How did I get so slovenly? Can I blame it on my upbringing, fraught with stringent housekeeping rules and rigorous cleaning chores from an early age? Is it the necessary byproduct of a creative temperament? Or am I just lazy?
I leave my dishes in the sink, on the table, or worse yet, in the bed. I toss my coat on the back of the nearest chair and my shoes in the middle of the floor. I tuck my keys wherever I’ll be least likely to find them again, and I abandon my purses in the seats of grocery carts as a karmic test to the next shoppers.
The cheese and cracker crumbs on the kitchen counter are mine, the stray toothpaste cap was my doing, and my coat pockets are overflowing with forgotten lipsticks, receipts, stray beads, and hairy lintballs.
Don’t jump to conclusions. My home is a pretty place. For one thing, my partner keeps house like a doting granny. But even I value a beautiful, orderly environment enough to work against my own nature. I clean in fiery, maniacal bursts. The bleachy smell of a clean bathroom lifts my spirits. I paint, I arrange, I rearrange, and most of all, I hide things. I am a lover of drawers, especially. Some people use desk drawers for pens, pencils, and paper clips. Mine are stuffed with more fascinating debris: yarn bracelets, loose potpourri, candle stubs, rocks, stale candy, paper wads, photos, sugar cubes, grapefruit oil, empty match books.
My younger sister, a self-described obsessive, finds this intolerable, and has long claimed that my tender-heartedness toward little dishes and baskets and bowls of odds and ends with no discernible purpose—pretty or not—is the root of all evil. But I’m not convinced. Sometimes doo-dads pay off. A few years ago, I got seized by the irrational impulse to clean out the kitchen junk drawer in the wee hours of Christmas Eve. I was short of cash, and worried about the modest sum of money I’d spent on gifts for my kids and family, and maybe I was channeling that anxiety into the desire to make the house perfectly tidy right into its crevices. In any case, when I’d finally emptied the drawer, wiped out the last crumb, and sorted every coin, coupon, scrap, petrified gum stick, and old check stub, I discovered one stub that was in fact an uncashed check from two years prior, for exactly the amount I had just spent on Christmas.

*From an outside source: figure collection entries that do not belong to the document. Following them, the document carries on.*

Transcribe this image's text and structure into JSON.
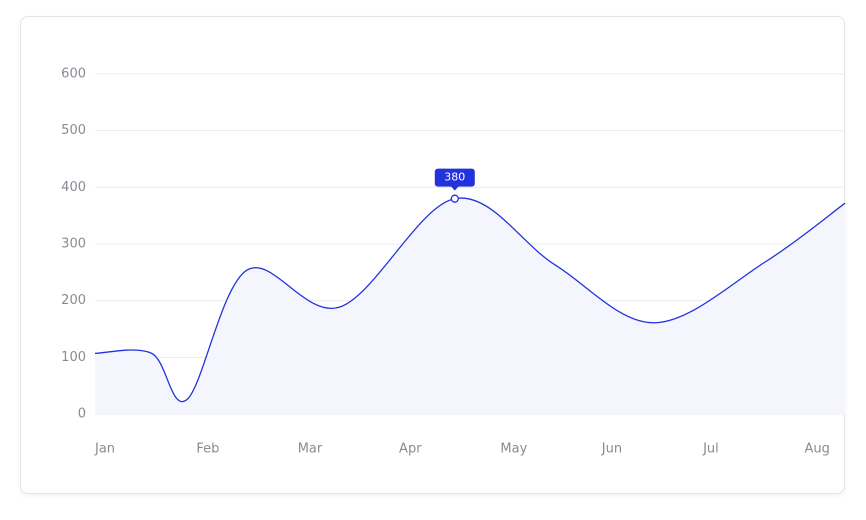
{
  "chart_data": {
    "type": "line",
    "xticks": [
      {
        "value": 0,
        "label": "Jan"
      },
      {
        "value": 1,
        "label": "Feb"
      },
      {
        "value": 2,
        "label": "Mar"
      },
      {
        "value": 3,
        "label": "Apr"
      },
      {
        "value": 4,
        "label": "May"
      },
      {
        "value": 5,
        "label": "Jun"
      },
      {
        "value": 6,
        "label": "Jul"
      },
      {
        "value": 7,
        "label": "Aug"
      }
    ],
    "xlim": [
      0,
      7.4
    ],
    "ylim": [
      0,
      600
    ],
    "yticks": [
      0,
      100,
      200,
      300,
      400,
      500,
      600
    ],
    "grid": true,
    "x": [
      0,
      0.56,
      0.91,
      1.5,
      2.42,
      3.55,
      4.54,
      5.52,
      6.61,
      7.4
    ],
    "series": [
      {
        "color": "#2233dd",
        "fill": "#f5f6fd",
        "values": [
          107,
          107,
          26,
          254,
          189,
          380,
          263,
          161,
          268,
          372
        ],
        "value_labels": [
          null,
          null,
          null,
          null,
          null,
          "380",
          null,
          null,
          null,
          null
        ]
      }
    ]
  }
}
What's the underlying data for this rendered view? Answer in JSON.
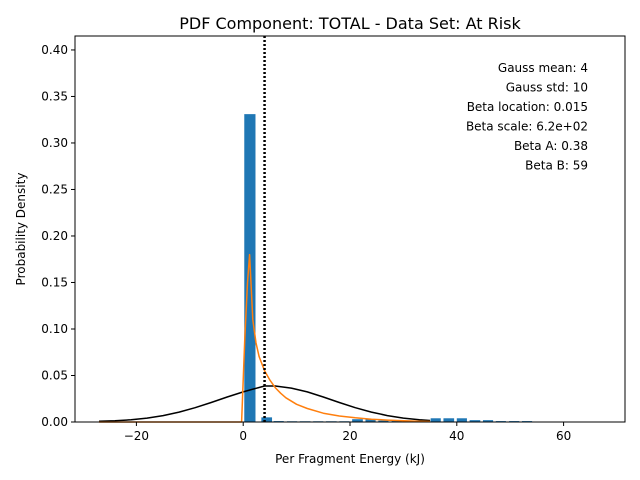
{
  "chart_data": {
    "type": "bar",
    "title": "PDF Component: TOTAL - Data Set: At Risk",
    "xlabel": "Per Fragment Energy (kJ)",
    "ylabel": "Probability Density",
    "xlim": [
      -31.5,
      71.5
    ],
    "ylim": [
      0,
      0.415
    ],
    "xticks": [
      -20,
      0,
      20,
      40,
      60
    ],
    "xtick_labels": [
      "−20",
      "0",
      "20",
      "40",
      "60"
    ],
    "yticks": [
      0.0,
      0.05,
      0.1,
      0.15,
      0.2,
      0.25,
      0.3,
      0.35,
      0.4
    ],
    "ytick_labels": [
      "0.00",
      "0.05",
      "0.10",
      "0.15",
      "0.20",
      "0.25",
      "0.30",
      "0.35",
      "0.40"
    ],
    "grid": false,
    "histogram": {
      "color": "#1f77b4",
      "bins": [
        {
          "x0": 0.2,
          "x1": 2.3,
          "value": 0.331
        },
        {
          "x0": 3.4,
          "x1": 5.4,
          "value": 0.005
        },
        {
          "x0": 5.7,
          "x1": 7.6,
          "value": 0.001
        },
        {
          "x0": 8.2,
          "x1": 10.1,
          "value": 0.0008
        },
        {
          "x0": 10.6,
          "x1": 12.6,
          "value": 0.0008
        },
        {
          "x0": 13.1,
          "x1": 15.0,
          "value": 0.0008
        },
        {
          "x0": 15.5,
          "x1": 17.5,
          "value": 0.0008
        },
        {
          "x0": 18.0,
          "x1": 19.9,
          "value": 0.0008
        },
        {
          "x0": 20.4,
          "x1": 22.4,
          "value": 0.003
        },
        {
          "x0": 22.9,
          "x1": 24.8,
          "value": 0.003
        },
        {
          "x0": 25.3,
          "x1": 27.2,
          "value": 0.0015
        },
        {
          "x0": 27.8,
          "x1": 29.7,
          "value": 0.0015
        },
        {
          "x0": 30.2,
          "x1": 32.1,
          "value": 0.0015
        },
        {
          "x0": 32.6,
          "x1": 34.6,
          "value": 0.0015
        },
        {
          "x0": 35.1,
          "x1": 37.0,
          "value": 0.004
        },
        {
          "x0": 37.5,
          "x1": 39.5,
          "value": 0.004
        },
        {
          "x0": 40.0,
          "x1": 41.9,
          "value": 0.004
        },
        {
          "x0": 42.4,
          "x1": 44.4,
          "value": 0.002
        },
        {
          "x0": 44.9,
          "x1": 46.8,
          "value": 0.002
        },
        {
          "x0": 47.3,
          "x1": 49.2,
          "value": 0.001
        },
        {
          "x0": 49.8,
          "x1": 51.7,
          "value": 0.001
        },
        {
          "x0": 52.2,
          "x1": 54.1,
          "value": 0.001
        }
      ]
    },
    "series": [
      {
        "color": "#000000",
        "x": [
          -27,
          -24,
          -21,
          -18,
          -15,
          -12,
          -9,
          -6,
          -3,
          0,
          2,
          4,
          6,
          9,
          12,
          15,
          18,
          21,
          24,
          27,
          30,
          33,
          35
        ],
        "y": [
          0.0007,
          0.0013,
          0.0024,
          0.0042,
          0.0069,
          0.0106,
          0.0154,
          0.021,
          0.0269,
          0.0324,
          0.0356,
          0.0387,
          0.0387,
          0.0365,
          0.0324,
          0.0269,
          0.021,
          0.0154,
          0.0106,
          0.0069,
          0.0042,
          0.0024,
          0.0016
        ]
      },
      {
        "color": "#ff7f0e",
        "x": [
          -27,
          -5,
          -0.3,
          0.3,
          0.8,
          1.2,
          1.8,
          2.4,
          3,
          4,
          5,
          6,
          7,
          8,
          10,
          12,
          15,
          18,
          21,
          24,
          27,
          30,
          33,
          35
        ],
        "y": [
          0.0,
          0.0,
          0.0,
          0.09,
          0.15,
          0.18,
          0.11,
          0.085,
          0.07,
          0.055,
          0.045,
          0.037,
          0.031,
          0.026,
          0.019,
          0.0145,
          0.0095,
          0.0065,
          0.0045,
          0.003,
          0.002,
          0.0013,
          0.0008,
          0.0005
        ]
      }
    ],
    "vline": {
      "x": 4,
      "color": "#000000",
      "style": "dotted"
    },
    "annotations": [
      "Gauss mean: 4",
      "Gauss std: 10",
      "Beta location: 0.015",
      "Beta scale: 6.2e+02",
      "Beta A: 0.38",
      "Beta B: 59"
    ],
    "annotation_placement": "top-right"
  }
}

So while a dear, well-meaning friend once whispered to me in a cautious way that life’s journey is less stressful in a clean car, I find something potent about small pockets of clutter, something fertile. When left undisturbed for long enough, they become still life artifacts of the past in a way a journal can never quite achieve. Recently I emptied out a closet to move my enormous and unwieldy collection of clothes from one hanging rack to another, and I discovered an old handbag that I haven’t used, according to the receipts it contained, since 1998.
The zinc throat lozenges had liquefied in their wrappers and the lacy ankle socks are now far too small for anyone in the family, reminding me with a cold punch that I no longer carry anybody else’s tiny socks on my person. But the four dollars in loose change was legal tender, and the small pewter statuette of the Virgin Mary was an enigma.
Based on my own eccentricities I cannot very well expect my kids to be neatniks, nor have I loaded them up with chore charts or subjected them to the dreaded ritual of Saturday morning housework. My guidelines are far less clear but ultimately more authentic for a slob like me: Put your shoes away when you walk into the house and help out cheerfully when you’re asked. Most of the time, this works fine.
It’s not too hypocritical and it reflects the basic standards I set when my oldest child was just learning how to speak and think and sort out the oddities of growing up with a mother like me. We were riding in the car, me at the wheel and she in her car seat, and she dropped whatever sticky thing she was eating onto the car floor. She shrieked for me to pull over and give it back to her.
“No,” I explained, “you can’t eat it now. It’s dirty.”
“I don’t care!” she yelled. “I like dirt!”
“But Sophie,” I reasoned. “It’s on the floor of the car, it’s covered with icky stuff.”
“Like what?” she demanded.
“Like . . . dog hair,” I offered.
She contemplated in silence before pointing out that we did not have a dog. Fair enough. But she did quiet down, and as far as I can tell, I convinced her to avoid eating scraps from floor mats, which is good enough for me.